Here is where the rubber meets the road for the mid-size developer. Today, the biggest challenge for every real estate professional is readily available cash. The excesses of the past decade left most developers overleveraged and undercapitalized. The credit crisis depleted monetary resources at banks, so they don’t have the money to lend.

I’ve talked with many developers over the past year, and most say the crisis has caused them to alter development plans. Repeatedly, I hear a couple of typical scenarios. If a developer was lucky enough not to have purchased a market-rate property and is now not obliged to close under a “hard” contract, then the developer will refrain from purchasing. If the developer is already holding property for development, then putting a project together in today’s market becomes akin to doing a New York Times crossword puzzle, and the day of the week depends on your creativity as a developer when meeting more complex challenges. For a mid-size developer, that means exercising the right to request more money from partners and investors to get the deal done, as costs and capital requirements increased dramatically in 2008 alone. The additional capital is applied to a range of budgetary line items, which are amplified in a housing slump, including increased costs for construction, increased interest payments, changed equity requirements, and filling gaps between the sales and bank release prices.

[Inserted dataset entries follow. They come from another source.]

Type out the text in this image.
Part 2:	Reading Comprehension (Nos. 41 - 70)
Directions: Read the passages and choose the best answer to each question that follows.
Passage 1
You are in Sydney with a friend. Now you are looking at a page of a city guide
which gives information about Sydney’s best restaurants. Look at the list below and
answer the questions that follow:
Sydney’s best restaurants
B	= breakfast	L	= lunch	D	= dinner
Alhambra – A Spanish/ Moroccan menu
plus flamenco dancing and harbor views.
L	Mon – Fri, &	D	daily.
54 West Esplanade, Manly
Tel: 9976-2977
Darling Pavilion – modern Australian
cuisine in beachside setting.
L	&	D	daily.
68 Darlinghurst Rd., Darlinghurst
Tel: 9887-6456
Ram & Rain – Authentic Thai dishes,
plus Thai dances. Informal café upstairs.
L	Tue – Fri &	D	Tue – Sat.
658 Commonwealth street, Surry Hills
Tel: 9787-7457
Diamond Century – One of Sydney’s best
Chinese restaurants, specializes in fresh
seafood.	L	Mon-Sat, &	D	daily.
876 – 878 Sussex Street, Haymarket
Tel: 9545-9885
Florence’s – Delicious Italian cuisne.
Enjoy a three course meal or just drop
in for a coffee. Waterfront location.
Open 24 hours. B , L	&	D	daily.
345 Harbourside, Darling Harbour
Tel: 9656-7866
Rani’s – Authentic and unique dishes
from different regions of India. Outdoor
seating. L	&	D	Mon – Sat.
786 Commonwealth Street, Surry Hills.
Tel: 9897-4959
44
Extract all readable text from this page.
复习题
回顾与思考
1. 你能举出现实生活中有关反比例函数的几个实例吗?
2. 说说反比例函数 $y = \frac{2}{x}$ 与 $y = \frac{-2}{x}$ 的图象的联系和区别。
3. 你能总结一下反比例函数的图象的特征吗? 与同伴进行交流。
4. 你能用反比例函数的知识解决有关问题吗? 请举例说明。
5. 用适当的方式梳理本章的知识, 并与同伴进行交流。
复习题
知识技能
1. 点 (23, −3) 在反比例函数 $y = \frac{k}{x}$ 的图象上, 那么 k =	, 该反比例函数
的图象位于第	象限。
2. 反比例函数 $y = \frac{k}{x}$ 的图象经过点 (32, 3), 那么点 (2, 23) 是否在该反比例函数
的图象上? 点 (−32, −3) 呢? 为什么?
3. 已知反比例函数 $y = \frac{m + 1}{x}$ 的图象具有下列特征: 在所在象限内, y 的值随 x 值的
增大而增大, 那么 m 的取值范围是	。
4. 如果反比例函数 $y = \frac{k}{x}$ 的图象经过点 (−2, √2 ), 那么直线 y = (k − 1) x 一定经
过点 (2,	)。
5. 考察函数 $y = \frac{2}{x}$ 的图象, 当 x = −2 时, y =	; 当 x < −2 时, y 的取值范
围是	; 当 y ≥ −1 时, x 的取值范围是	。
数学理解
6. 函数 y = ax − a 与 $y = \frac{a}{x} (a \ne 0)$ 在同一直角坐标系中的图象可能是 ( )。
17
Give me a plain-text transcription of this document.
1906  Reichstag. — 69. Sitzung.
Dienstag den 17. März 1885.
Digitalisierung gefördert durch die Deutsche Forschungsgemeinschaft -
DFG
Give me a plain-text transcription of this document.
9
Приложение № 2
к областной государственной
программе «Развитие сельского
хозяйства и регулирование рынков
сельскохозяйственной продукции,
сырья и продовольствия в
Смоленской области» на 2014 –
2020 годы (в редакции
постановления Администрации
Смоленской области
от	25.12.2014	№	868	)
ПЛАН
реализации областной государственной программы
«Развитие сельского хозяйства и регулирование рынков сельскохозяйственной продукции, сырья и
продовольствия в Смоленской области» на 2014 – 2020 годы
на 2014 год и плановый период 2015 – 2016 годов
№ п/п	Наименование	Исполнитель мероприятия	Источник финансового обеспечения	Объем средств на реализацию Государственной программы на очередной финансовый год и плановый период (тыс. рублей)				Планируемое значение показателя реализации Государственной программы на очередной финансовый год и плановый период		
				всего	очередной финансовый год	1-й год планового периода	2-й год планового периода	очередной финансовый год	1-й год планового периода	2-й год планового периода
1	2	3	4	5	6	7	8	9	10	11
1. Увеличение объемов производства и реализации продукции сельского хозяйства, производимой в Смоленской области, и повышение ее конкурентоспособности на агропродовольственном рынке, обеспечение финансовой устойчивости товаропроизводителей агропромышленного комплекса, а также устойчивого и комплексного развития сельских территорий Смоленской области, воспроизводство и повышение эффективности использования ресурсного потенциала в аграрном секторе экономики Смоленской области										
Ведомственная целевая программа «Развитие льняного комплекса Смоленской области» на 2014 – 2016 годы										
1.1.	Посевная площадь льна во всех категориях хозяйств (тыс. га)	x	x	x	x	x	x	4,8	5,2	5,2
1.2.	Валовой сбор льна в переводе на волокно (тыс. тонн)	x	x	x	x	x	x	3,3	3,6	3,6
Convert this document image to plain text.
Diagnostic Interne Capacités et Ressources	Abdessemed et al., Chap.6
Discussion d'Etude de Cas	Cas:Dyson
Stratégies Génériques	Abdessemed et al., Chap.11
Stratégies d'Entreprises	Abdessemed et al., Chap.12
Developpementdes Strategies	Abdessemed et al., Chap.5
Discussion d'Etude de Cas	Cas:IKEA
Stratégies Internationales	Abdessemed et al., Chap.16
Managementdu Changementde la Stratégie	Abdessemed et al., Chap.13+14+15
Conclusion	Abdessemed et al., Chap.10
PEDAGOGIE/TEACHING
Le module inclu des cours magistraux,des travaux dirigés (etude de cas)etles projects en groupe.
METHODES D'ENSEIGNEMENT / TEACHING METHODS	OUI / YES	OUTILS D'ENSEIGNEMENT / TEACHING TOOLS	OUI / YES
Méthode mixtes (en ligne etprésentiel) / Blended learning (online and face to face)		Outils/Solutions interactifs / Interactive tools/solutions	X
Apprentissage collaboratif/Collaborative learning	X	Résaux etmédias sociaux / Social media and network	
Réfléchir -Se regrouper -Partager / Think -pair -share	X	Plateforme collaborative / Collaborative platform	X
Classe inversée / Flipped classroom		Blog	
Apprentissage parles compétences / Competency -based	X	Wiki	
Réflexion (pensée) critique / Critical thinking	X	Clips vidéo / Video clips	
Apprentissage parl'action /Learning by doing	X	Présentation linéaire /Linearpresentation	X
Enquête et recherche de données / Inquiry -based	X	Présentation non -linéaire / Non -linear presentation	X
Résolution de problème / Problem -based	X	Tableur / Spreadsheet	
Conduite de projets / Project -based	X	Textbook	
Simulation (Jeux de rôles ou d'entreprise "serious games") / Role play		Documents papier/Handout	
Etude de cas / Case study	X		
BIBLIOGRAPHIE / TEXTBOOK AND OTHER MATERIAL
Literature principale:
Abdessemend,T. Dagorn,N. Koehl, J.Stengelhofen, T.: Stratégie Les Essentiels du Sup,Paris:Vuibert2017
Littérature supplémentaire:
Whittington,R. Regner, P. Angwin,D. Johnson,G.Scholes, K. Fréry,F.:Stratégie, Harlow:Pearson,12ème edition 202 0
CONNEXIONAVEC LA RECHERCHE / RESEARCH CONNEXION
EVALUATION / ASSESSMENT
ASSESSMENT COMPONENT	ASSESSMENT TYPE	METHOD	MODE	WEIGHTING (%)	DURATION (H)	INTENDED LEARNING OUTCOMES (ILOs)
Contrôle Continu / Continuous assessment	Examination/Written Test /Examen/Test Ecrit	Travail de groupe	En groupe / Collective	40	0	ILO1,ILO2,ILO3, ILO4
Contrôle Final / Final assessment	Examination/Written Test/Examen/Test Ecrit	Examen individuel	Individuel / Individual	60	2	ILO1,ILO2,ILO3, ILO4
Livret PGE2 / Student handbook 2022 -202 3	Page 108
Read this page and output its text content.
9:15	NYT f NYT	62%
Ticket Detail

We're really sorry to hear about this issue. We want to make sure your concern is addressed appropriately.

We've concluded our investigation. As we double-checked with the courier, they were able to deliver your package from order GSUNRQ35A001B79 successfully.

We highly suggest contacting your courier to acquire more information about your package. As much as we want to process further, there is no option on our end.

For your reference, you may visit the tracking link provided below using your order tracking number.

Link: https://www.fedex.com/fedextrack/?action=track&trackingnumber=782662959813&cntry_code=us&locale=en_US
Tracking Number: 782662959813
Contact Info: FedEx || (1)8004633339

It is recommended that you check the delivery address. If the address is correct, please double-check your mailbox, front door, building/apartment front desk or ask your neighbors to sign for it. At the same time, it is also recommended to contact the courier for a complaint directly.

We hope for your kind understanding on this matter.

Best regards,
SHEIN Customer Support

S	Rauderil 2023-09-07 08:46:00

To survive, there are three choices for mid-size developers: bankruptcy, a moratorium on new projects, or partnerships. Established mid-size developers across the country have started declaring bankruptcy, most notably LA’s Livable Places and the Fort Lauderdale–based Levitt & Sons. Mid-size developers in New York are next in line, unless they are able to manage with current projects or by partnering. Many developers I know have chosen a mix of the two. They are managing current projects, but partnering on any future deals with mid- and large-size developers. In recent months, Sherwood Equities partnered with an institutional investor to buy 370 Lexington Avenue; GFI Capital Resources Group partnered with the Carlyle Group to buy distressed apartment buildings; and multiple mid-sized firms partnered to submit bids for the Starrett City development in Brooklyn.

Like other mid-size developers of recessions past, syndicating and partnering adds a layer of efficiency while lowering risks. Should some form of federal bailout plan arrive, liquidity issues may ease, providing further insulation in the short-term. Now is the time to reassess. For those who wait, the options may whittle down to bankruptcy, merger, or acquisition. That same final realization occurred on Wall Street in recent weeks, with firms going bankrupt, merging, changing business structures, and being acquired. As a midsize developer, it is necessary to find the formula that works now, making it possible to hold on until the turmoil settles. In time, this too shall pass.